Compagnia Lombardi-Tiezzi / Gabinetto Vieusseux
Il talismano della poesia

Sandro Lombardi
legge

Giuseppe Ungaretti
(1888-1970)
e
Giorgio Caproni
(1912-1990)

L’idea di una rubrica sonora di poesie del novecento italiano dal titolo “Il talismano della poesia” è nata durante il primo periodo di chiusura, dovuta al coronavirus, di tutti gli spazi dedicati alla parola. L’intenzione è quella di creare una rubrica di poesie in sinergia a varie realtà istituzionali e culturali. Partendo da un verso di Eugenio Montale “e recano il loro soffrire con sé come un talismano”, scelto a suo tempo da Guido Ceronetti come titolo di una sua antologia di traduzioni (“Come un talismano“, 1986), Sandro Lombardi propone un proposta di poesie da utilizzare come talismano difensivo in questo strano tempo. Un modo per esserci, insomma, nella città e con il nostro pubblico, e un possibile inizio per costruire nuove relazioni.

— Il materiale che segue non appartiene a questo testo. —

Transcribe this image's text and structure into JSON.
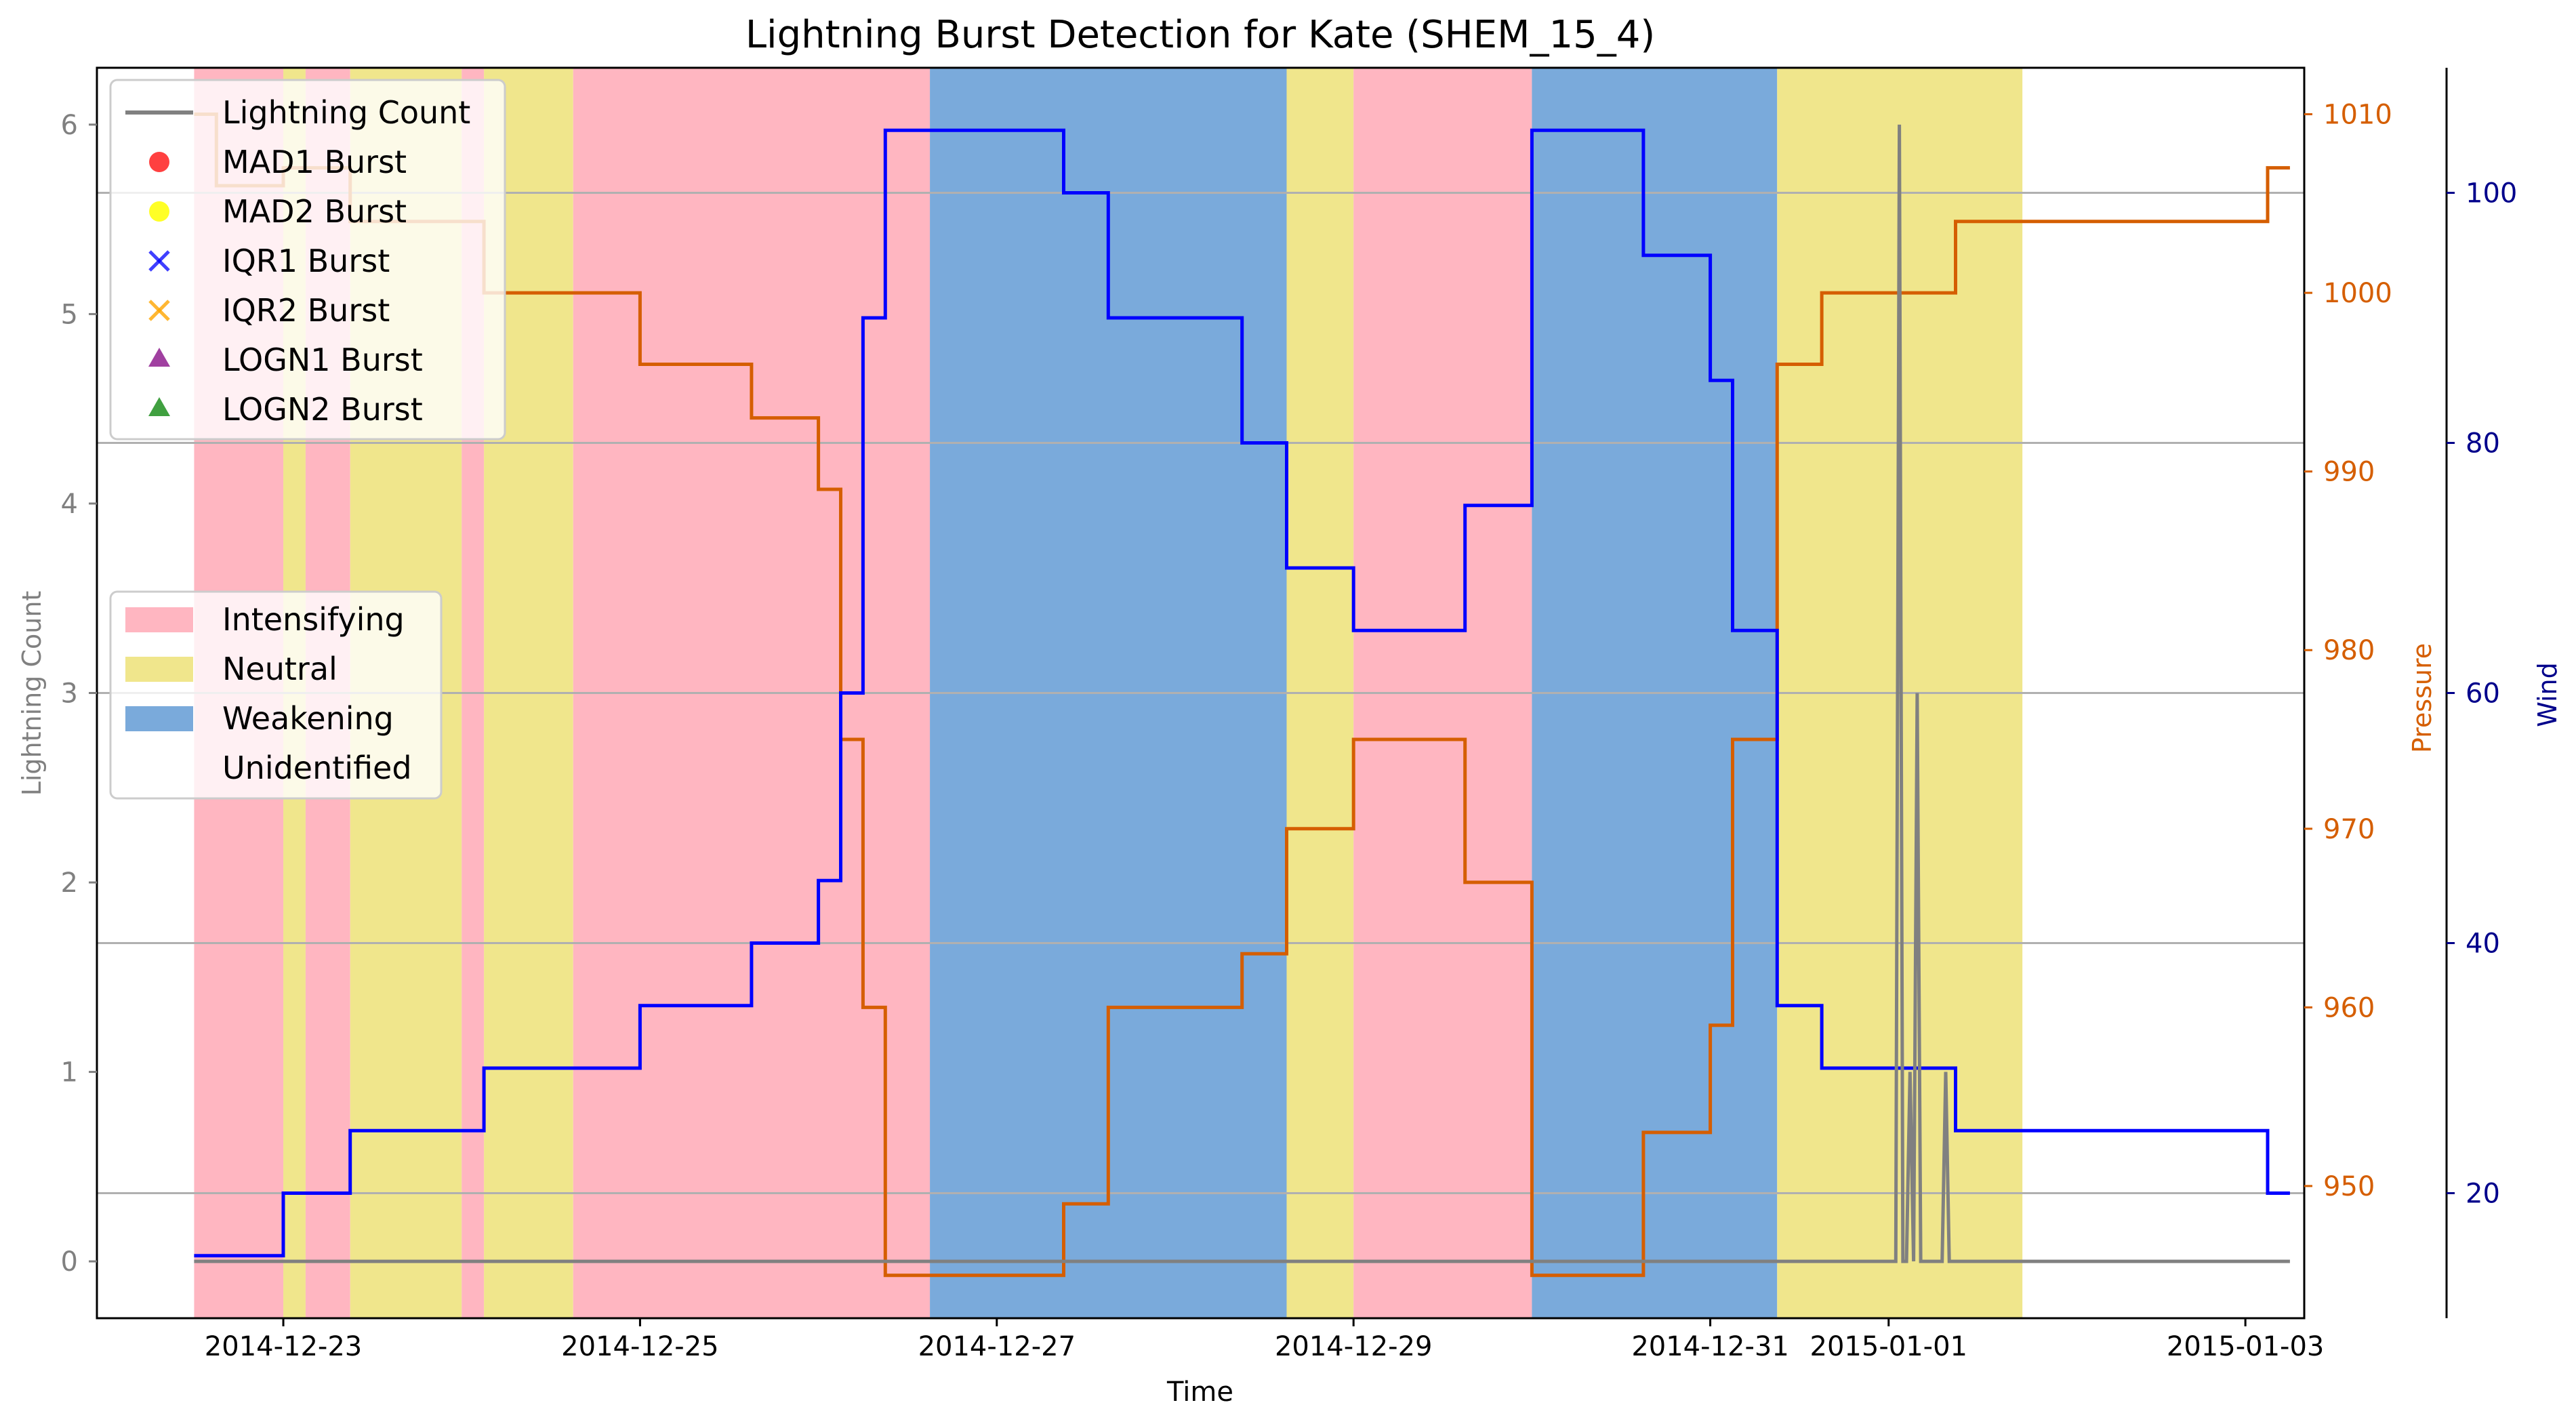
{
  "chart_data": {
    "type": "line",
    "title": "Lightning Burst Detection for Kate (SHEM_15_4)",
    "xlabel": "Time",
    "ylabel_left": "Lightning Count",
    "ylabel_pressure": "Pressure",
    "ylabel_wind": "Wind",
    "x_ticks": [
      {
        "label": "2014-12-23",
        "t": 0.5
      },
      {
        "label": "2014-12-25",
        "t": 2.5
      },
      {
        "label": "2014-12-27",
        "t": 4.5
      },
      {
        "label": "2014-12-29",
        "t": 6.5
      },
      {
        "label": "2014-12-31",
        "t": 8.5
      },
      {
        "label": "2015-01-01",
        "t": 9.5
      },
      {
        "label": "2015-01-03",
        "t": 11.5
      }
    ],
    "xlim": [
      -0.545,
      11.83
    ],
    "ylim_count": [
      -0.3,
      6.3
    ],
    "yticks_count": [
      0,
      1,
      2,
      3,
      4,
      5,
      6
    ],
    "ylim_pressure": [
      942.6,
      1012.6
    ],
    "yticks_pressure": [
      950,
      960,
      970,
      980,
      990,
      1000,
      1010
    ],
    "ylim_wind": [
      10,
      110
    ],
    "yticks_wind": [
      20,
      40,
      60,
      80,
      100
    ],
    "wind_gridlines": [
      20,
      40,
      60,
      80,
      100
    ],
    "colors": {
      "lightning": "#808080",
      "pressure": "#d55e00",
      "wind": "#0000ff",
      "wind_axis": "#00008b",
      "intensifying": "#ffb6c1",
      "neutral": "#f0e68c",
      "weakening": "#7aaadb",
      "grid": "#b0b0b0",
      "left_axis_text": "#808080"
    },
    "phases": [
      {
        "start": 0.0,
        "end": 0.5,
        "phase": "Intensifying"
      },
      {
        "start": 0.5,
        "end": 0.625,
        "phase": "Neutral"
      },
      {
        "start": 0.625,
        "end": 0.875,
        "phase": "Intensifying"
      },
      {
        "start": 0.875,
        "end": 1.5,
        "phase": "Neutral"
      },
      {
        "start": 1.5,
        "end": 1.625,
        "phase": "Intensifying"
      },
      {
        "start": 1.625,
        "end": 2.125,
        "phase": "Neutral"
      },
      {
        "start": 2.125,
        "end": 4.125,
        "phase": "Intensifying"
      },
      {
        "start": 4.125,
        "end": 6.125,
        "phase": "Weakening"
      },
      {
        "start": 6.125,
        "end": 6.5,
        "phase": "Neutral"
      },
      {
        "start": 6.5,
        "end": 7.5,
        "phase": "Intensifying"
      },
      {
        "start": 7.5,
        "end": 8.875,
        "phase": "Weakening"
      },
      {
        "start": 8.875,
        "end": 10.25,
        "phase": "Neutral"
      }
    ],
    "series": [
      {
        "name": "Pressure",
        "axis": "pressure",
        "x": [
          0.0,
          0.125,
          0.125,
          0.5,
          0.5,
          0.625,
          0.625,
          0.875,
          0.875,
          1.0,
          1.0,
          1.625,
          1.625,
          2.5,
          2.5,
          3.125,
          3.125,
          3.5,
          3.5,
          3.625,
          3.625,
          3.75,
          3.75,
          3.875,
          3.875,
          4.125,
          4.125,
          4.25,
          4.25,
          4.5,
          4.5,
          4.875,
          4.875,
          5.125,
          5.125,
          5.875,
          5.875,
          6.125,
          6.125,
          6.5,
          6.5,
          7.125,
          7.125,
          7.5,
          7.5,
          8.125,
          8.125,
          8.5,
          8.5,
          8.625,
          8.625,
          8.875,
          8.875,
          9.125,
          9.125,
          9.875,
          9.875,
          11.625,
          11.625,
          11.75
        ],
        "values": [
          1010,
          1010,
          1006,
          1006,
          1007,
          1007,
          1007,
          1007,
          1004,
          1004,
          1004,
          1004,
          1000,
          1000,
          996,
          996,
          993,
          993,
          989,
          989,
          975,
          975,
          960,
          960,
          945,
          945,
          945,
          945,
          945,
          945,
          945,
          945,
          949,
          949,
          960,
          960,
          963,
          963,
          970,
          970,
          975,
          975,
          967,
          967,
          945,
          945,
          953,
          953,
          959,
          959,
          975,
          975,
          996,
          996,
          1000,
          1000,
          1004,
          1004,
          1007,
          1007
        ]
      },
      {
        "name": "Wind",
        "axis": "wind",
        "x": [
          0.0,
          0.5,
          0.5,
          0.875,
          0.875,
          1.625,
          1.625,
          2.5,
          2.5,
          3.125,
          3.125,
          3.5,
          3.5,
          3.625,
          3.625,
          3.75,
          3.75,
          3.875,
          3.875,
          4.125,
          4.125,
          4.875,
          4.875,
          5.125,
          5.125,
          5.875,
          5.875,
          6.125,
          6.125,
          6.5,
          6.5,
          7.125,
          7.125,
          7.5,
          7.5,
          8.125,
          8.125,
          8.5,
          8.5,
          8.625,
          8.625,
          8.875,
          8.875,
          9.125,
          9.125,
          9.875,
          9.875,
          11.625,
          11.625,
          11.75
        ],
        "values": [
          15,
          15,
          20,
          20,
          25,
          25,
          30,
          30,
          35,
          35,
          40,
          40,
          45,
          45,
          60,
          60,
          90,
          90,
          105,
          105,
          105,
          105,
          100,
          100,
          90,
          90,
          80,
          80,
          70,
          70,
          65,
          65,
          75,
          75,
          105,
          105,
          95,
          95,
          85,
          85,
          65,
          65,
          35,
          35,
          30,
          30,
          25,
          25,
          20,
          20
        ]
      },
      {
        "name": "Lightning Count",
        "axis": "count",
        "x": [
          0.0,
          9.5,
          9.54,
          9.56,
          9.58,
          9.6,
          9.62,
          9.64,
          9.66,
          9.68,
          9.7,
          9.72,
          9.74,
          9.76,
          9.78,
          9.8,
          9.82,
          9.84,
          9.86,
          9.88,
          9.9,
          9.92,
          9.94,
          11.75
        ],
        "values": [
          0,
          0,
          0,
          6,
          0,
          0,
          1,
          0,
          3,
          0,
          0,
          0,
          0,
          0,
          0,
          0,
          1,
          0,
          0,
          0,
          0,
          0,
          0,
          0
        ]
      }
    ],
    "legend_series": [
      "Lightning Count",
      "MAD1 Burst",
      "MAD2 Burst",
      "IQR1 Burst",
      "IQR2 Burst",
      "LOGN1 Burst",
      "LOGN2 Burst"
    ],
    "legend_phases": [
      "Intensifying",
      "Neutral",
      "Weakening",
      "Unidentified"
    ]
  }
}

Dopo la felice collaborazione primaverile con la Villa Bardini di Firenze con le “Poesie dal giardino Bardini”, la Compagnia Lombardi-Tiezzi e il Gabinetto Vieusseux, in occasione dei cinquant’anni dalla scomparsa di Giuseppe Ungaretti, ricordano il grande poeta con la voce di Sandro Lombardi, accompagnata in video dalle carte e dagli autografi del Fondo Ungaretti conservati presso l’Archivio Contemporaneo del Gabinetto Vieusseux.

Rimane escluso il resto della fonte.